ST3Gal-4 is the primary sialyltransferase regulating the synthesis of E-, P-, and L-selectin ligands on human myeloid leukocytes

Mondal N, Buffone A Jr, Stolfa G, Antonopoulos A, Lau JT, Haslam SM, Dell A, Neelamegham S. Blood. 2015 Jan 22;125(4):687-96. doi: 10.1182/blood-2014-07-588590. PMID: 25498912

Abstract
The precise glycosyltransferase enzymes that mediate selectin-ligand biosynthesis in human leukocytes are unknown. This knowledge is important because selectin-mediated cell tethering and rolling is a critical component of both normal immune response and various vascular disorders. We evaluated the role of 3 α(2,3)sialyltransferases, ST3Gal-3, -4, and -6, which act on the type II N-Acetyllactosamine structure (Galβ1,4GlcNAc) to create sialyl Lewis-X (sLe(X)) and related sialofucosylated glycans on human leukocytes of myeloid lineage.
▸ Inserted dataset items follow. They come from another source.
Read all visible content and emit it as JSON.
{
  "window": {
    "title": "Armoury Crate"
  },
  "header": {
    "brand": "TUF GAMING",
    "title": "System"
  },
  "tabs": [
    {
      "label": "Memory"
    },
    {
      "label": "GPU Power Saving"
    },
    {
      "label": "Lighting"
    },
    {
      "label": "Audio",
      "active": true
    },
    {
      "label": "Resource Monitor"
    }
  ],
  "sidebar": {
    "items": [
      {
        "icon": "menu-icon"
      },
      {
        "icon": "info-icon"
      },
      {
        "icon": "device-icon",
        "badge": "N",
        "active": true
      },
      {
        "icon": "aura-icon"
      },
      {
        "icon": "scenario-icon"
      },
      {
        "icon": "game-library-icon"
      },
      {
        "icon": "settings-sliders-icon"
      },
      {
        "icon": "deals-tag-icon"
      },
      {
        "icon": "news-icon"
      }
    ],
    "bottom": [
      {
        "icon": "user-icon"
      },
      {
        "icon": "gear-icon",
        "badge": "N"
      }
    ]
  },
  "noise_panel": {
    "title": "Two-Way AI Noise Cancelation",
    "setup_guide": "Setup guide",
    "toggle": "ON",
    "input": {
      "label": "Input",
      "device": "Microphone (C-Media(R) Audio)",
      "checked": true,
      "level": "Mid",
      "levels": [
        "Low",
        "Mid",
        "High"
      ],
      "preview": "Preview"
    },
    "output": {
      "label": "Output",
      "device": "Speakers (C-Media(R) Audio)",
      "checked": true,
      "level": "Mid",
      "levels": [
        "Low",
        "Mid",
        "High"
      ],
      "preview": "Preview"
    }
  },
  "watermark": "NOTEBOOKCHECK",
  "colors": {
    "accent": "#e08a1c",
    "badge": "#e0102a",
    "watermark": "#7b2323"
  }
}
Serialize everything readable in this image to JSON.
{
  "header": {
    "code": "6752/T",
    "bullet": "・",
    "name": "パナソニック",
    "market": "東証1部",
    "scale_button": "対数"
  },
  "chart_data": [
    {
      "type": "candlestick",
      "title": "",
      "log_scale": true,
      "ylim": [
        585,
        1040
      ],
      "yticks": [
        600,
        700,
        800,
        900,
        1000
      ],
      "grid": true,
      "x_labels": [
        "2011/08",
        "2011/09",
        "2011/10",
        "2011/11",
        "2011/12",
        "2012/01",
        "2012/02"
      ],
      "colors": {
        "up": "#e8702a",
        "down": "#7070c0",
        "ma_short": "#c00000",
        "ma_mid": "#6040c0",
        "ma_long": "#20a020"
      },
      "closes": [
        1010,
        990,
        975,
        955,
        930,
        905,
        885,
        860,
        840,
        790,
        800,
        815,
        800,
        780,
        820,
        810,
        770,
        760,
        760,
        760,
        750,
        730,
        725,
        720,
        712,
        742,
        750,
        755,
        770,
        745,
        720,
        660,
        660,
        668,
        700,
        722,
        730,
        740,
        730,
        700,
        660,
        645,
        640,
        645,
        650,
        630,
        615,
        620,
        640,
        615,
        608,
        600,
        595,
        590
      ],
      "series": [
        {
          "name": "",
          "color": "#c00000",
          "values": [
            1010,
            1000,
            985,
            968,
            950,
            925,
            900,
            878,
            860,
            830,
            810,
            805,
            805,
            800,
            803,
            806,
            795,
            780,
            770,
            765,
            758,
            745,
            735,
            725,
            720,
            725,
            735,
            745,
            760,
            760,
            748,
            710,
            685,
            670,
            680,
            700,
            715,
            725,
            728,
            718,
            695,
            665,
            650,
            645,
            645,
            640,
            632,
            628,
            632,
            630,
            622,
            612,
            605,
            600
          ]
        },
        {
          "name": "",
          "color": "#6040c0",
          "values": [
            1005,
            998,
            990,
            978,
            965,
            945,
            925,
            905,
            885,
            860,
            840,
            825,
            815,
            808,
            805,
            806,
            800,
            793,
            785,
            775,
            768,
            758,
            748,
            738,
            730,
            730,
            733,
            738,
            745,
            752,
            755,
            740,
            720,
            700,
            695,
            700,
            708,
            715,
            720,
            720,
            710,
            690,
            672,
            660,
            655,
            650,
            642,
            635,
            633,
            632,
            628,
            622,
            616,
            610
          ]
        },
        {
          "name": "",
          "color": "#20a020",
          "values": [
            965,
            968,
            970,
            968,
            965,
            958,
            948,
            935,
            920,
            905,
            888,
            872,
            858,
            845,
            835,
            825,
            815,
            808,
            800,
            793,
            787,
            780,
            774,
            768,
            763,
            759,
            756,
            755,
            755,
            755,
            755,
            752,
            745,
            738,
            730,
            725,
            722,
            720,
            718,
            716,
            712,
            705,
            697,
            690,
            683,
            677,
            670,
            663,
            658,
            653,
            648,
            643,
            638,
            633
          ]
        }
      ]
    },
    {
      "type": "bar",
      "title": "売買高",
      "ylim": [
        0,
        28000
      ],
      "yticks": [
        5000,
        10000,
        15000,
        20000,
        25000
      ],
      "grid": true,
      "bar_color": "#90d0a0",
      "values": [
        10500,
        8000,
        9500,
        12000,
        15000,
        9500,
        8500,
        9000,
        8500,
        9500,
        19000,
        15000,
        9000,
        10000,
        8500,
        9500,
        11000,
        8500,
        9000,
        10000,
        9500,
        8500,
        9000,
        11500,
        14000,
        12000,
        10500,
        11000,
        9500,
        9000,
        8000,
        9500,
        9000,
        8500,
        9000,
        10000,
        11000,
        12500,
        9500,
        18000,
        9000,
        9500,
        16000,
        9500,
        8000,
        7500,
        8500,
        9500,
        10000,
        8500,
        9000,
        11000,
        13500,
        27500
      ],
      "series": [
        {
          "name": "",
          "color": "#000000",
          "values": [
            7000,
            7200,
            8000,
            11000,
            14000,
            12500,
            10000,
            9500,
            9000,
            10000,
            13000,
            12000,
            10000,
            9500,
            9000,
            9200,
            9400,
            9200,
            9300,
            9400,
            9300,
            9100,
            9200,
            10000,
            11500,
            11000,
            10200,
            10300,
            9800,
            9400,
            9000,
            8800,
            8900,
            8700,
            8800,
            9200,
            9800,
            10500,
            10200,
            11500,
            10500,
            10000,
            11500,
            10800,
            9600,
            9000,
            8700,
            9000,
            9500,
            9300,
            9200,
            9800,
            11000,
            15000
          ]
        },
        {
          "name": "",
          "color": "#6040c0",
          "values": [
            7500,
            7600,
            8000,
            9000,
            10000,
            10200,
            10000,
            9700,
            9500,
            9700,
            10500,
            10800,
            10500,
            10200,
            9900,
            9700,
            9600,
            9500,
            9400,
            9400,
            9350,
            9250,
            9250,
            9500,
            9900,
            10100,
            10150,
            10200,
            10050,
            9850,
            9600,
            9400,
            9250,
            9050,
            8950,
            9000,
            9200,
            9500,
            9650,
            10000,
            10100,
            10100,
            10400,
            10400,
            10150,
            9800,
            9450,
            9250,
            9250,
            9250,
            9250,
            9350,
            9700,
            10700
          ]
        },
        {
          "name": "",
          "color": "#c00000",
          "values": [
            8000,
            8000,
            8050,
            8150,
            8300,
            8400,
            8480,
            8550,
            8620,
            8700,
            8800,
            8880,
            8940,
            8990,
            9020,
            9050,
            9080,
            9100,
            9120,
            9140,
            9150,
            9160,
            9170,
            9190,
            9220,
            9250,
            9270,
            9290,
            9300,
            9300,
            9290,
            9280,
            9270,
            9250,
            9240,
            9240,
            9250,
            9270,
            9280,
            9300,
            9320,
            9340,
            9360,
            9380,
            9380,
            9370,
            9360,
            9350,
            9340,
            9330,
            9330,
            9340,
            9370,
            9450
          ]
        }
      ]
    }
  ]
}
These genes were either silenced using lentiviral short hairpin RNA (shRNA) or functionally ablated using the clustered regularly interspaced short palindromic repeat/Cas9 technology. The results show that ST3Gal-4, but not ST3Gal-3 or -6, is the major sialyltransferase regulating the biosynthesis of E-, P-, and L-selectin ligands in humans. Reduction in ST3Gal-4 activity lowered cell-surface HECA-452 epitope expression by 75% to 95%. Glycomics profiling of knockouts demonstrate an almost complete loss of the sLe(X) epitope on both leukocyte N- and O-glycans. In cell-adhesion studies, ST3Gal-4 knockdown/knockout cells displayed 90% to 100% reduction in tethering and rolling density on all selectins. ST3Gal-4 silencing in neutrophils derived from human CD34(+) hematopoietic stem cells also resulted in 80% to 90% reduction in cell adhesion to all selectins. Overall, a single sialyltransferase regulates selectin-ligand biosynthesis in human leukocytes, unlike mice where multiple enzymes contribute to this function.